Donen was never nominated for an Academy Award, but in 1998, he received a lifetime achievement award from the Academy of Motion Picture Arts and Sciences for, quote, "a body of work marked by grace, elegance, wit and visual innovation."

Stanley Donen spoke with Terry in 1996. She asked him about "Singin' In The Rain" and the rainfall and puddles in his most famous production number.


STANLEY DONEN: People believe these things happen spontaneously. Certainly, dance numbers are anything but spontaneous. They're worked out in great detail over quite a long period of time. And so we decided where, how, what he would dance, how he would dance, how quickly he would dance, what the steps were, where he would be, we rehearsed on the street and so on.

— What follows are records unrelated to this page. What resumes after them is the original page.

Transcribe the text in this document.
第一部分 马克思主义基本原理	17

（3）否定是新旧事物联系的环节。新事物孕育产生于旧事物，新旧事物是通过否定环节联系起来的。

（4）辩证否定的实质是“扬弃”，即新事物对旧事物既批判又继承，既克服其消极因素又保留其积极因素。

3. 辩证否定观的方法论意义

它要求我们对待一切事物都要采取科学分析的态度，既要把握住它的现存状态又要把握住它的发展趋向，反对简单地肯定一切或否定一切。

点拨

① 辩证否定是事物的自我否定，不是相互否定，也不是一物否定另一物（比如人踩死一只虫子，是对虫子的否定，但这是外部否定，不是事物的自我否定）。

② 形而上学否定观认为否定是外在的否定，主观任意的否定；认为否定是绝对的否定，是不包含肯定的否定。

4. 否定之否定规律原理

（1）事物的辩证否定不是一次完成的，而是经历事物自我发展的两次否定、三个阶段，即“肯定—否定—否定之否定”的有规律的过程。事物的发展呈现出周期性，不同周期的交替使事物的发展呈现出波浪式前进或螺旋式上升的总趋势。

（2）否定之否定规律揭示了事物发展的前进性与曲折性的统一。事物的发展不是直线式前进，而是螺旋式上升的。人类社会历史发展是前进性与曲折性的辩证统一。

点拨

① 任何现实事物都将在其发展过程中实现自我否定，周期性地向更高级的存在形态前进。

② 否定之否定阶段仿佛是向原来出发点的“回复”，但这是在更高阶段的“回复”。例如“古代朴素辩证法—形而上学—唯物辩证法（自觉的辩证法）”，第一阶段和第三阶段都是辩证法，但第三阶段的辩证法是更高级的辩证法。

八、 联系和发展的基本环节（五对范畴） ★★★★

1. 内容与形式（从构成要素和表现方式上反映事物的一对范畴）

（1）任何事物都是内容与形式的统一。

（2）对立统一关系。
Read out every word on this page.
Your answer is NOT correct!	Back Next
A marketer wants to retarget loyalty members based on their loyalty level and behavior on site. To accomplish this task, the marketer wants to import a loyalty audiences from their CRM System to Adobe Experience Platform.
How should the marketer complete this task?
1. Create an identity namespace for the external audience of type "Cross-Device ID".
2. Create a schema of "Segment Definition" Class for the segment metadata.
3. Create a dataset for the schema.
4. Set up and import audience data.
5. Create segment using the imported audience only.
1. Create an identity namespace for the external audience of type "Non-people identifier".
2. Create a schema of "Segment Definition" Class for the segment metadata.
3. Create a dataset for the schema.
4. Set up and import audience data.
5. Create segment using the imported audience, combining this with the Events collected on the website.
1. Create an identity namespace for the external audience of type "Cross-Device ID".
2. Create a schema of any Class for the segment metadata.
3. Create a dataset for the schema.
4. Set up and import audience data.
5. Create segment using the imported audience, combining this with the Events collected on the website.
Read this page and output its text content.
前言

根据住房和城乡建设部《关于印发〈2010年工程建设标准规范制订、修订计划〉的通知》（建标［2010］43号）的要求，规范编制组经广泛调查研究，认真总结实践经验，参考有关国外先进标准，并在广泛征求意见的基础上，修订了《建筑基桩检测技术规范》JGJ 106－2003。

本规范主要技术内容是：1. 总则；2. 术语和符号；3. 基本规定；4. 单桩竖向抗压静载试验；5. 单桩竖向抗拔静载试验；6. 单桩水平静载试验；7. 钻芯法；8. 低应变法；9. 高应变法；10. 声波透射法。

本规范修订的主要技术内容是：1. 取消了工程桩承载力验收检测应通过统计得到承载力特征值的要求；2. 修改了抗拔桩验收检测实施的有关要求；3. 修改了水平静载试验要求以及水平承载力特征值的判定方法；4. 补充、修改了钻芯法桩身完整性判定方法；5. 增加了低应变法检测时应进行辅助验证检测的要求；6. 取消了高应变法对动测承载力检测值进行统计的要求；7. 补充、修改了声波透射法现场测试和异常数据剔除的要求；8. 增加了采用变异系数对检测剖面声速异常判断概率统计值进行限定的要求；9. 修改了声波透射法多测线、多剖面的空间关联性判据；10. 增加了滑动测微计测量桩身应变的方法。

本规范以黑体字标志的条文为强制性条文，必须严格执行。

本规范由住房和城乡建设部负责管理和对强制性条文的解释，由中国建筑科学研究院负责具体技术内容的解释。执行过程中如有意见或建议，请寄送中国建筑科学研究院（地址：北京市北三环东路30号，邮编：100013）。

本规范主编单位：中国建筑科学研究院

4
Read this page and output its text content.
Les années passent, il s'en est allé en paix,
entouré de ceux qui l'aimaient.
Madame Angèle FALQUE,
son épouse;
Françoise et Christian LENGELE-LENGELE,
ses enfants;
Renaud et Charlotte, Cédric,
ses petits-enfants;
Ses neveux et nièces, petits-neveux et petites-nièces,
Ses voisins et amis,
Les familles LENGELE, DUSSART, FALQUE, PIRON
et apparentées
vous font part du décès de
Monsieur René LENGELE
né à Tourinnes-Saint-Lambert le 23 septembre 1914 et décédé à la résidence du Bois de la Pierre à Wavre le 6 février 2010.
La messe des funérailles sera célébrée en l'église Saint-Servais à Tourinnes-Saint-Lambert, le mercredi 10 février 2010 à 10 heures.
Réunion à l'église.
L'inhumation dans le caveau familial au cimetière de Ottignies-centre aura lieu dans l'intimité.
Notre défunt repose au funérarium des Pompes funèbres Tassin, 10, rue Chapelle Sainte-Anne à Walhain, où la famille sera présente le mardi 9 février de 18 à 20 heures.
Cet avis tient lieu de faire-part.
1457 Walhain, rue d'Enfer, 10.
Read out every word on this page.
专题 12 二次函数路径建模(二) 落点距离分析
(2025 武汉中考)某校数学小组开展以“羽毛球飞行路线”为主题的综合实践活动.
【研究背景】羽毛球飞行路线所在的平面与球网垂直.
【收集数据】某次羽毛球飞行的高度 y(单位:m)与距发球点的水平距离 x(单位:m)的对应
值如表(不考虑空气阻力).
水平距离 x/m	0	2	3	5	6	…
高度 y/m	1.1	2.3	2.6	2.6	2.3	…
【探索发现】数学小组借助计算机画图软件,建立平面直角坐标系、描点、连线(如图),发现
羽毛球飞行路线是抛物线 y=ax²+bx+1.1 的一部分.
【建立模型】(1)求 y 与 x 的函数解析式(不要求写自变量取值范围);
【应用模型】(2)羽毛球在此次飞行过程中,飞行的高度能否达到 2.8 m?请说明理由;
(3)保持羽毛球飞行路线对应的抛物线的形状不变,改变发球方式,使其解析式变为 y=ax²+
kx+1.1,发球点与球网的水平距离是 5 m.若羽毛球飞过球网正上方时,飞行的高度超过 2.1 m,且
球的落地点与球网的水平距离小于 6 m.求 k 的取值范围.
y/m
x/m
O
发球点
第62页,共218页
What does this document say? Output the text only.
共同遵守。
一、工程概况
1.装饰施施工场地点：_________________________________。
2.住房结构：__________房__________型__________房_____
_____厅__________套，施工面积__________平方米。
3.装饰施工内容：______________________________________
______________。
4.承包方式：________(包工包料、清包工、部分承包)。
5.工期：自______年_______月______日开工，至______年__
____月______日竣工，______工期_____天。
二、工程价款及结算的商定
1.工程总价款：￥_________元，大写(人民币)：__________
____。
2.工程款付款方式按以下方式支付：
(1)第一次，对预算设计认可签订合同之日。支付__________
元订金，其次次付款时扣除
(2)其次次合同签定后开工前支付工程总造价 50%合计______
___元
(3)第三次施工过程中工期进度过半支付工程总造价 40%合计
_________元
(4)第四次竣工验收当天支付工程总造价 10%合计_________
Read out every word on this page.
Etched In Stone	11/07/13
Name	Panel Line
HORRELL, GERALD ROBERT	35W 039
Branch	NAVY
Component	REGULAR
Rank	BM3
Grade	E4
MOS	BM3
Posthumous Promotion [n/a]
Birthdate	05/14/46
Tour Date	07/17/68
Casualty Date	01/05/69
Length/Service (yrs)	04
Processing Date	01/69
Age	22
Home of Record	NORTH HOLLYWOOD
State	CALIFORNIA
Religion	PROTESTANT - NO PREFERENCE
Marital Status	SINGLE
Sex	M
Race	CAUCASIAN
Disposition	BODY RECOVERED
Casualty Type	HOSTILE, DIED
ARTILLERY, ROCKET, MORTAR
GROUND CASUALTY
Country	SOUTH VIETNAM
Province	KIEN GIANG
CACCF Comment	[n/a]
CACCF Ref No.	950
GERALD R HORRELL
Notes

And we said he'll splash in a puddle here. Well, there had to be a puddle there. So we had to chop out the cement and make a little hole. And then it would fill up with water, and he would splash in that puddle there. And since dance is very specific, and when you do it the same way every time, you end up in the same spot, we placed the puddles where they were necessary.


And where did the rain come from?

DONEN: Pipes. It came from the Culver City water supply, pipes overhead feeding the rain.

GROSS: Did you make the temperature of the water warm so that...

DONEN: Was not necessary.

GROSS: Gene Kelly's muscles wouldn't be...

DONEN: No, on the contrary, it was so hot in there, it would have been nice if the water had been cool. We were in mid-summer, and we were under black canvas. So - in the bright daylight, we didn't shoot it at night - in real night. And the sun beating down on a black canvas overhead with the water pouring down on it, it was like a sauna in there. It would have been better to have refrigerated water in that case.

GROSS: Now, you work with Gene Kelly. You also work with Fred Astaire on the films "Royal Wedding" and "Funny Face." Now, did you have a different approach to shooting each of them since their approach to dance was different?


GROSS: Could you describe the difference in shooting them?

DONEN: Well, because Gene's movements are basically athletic and the force of the movement is important to get the thrill of watching him dance, it's harder to produce that on film because film is not able to get forceful movement because it's only a two-dimensional medium. And you need two eyes to see sharp, hard, forward and back or sideways movement. You need three dimensions.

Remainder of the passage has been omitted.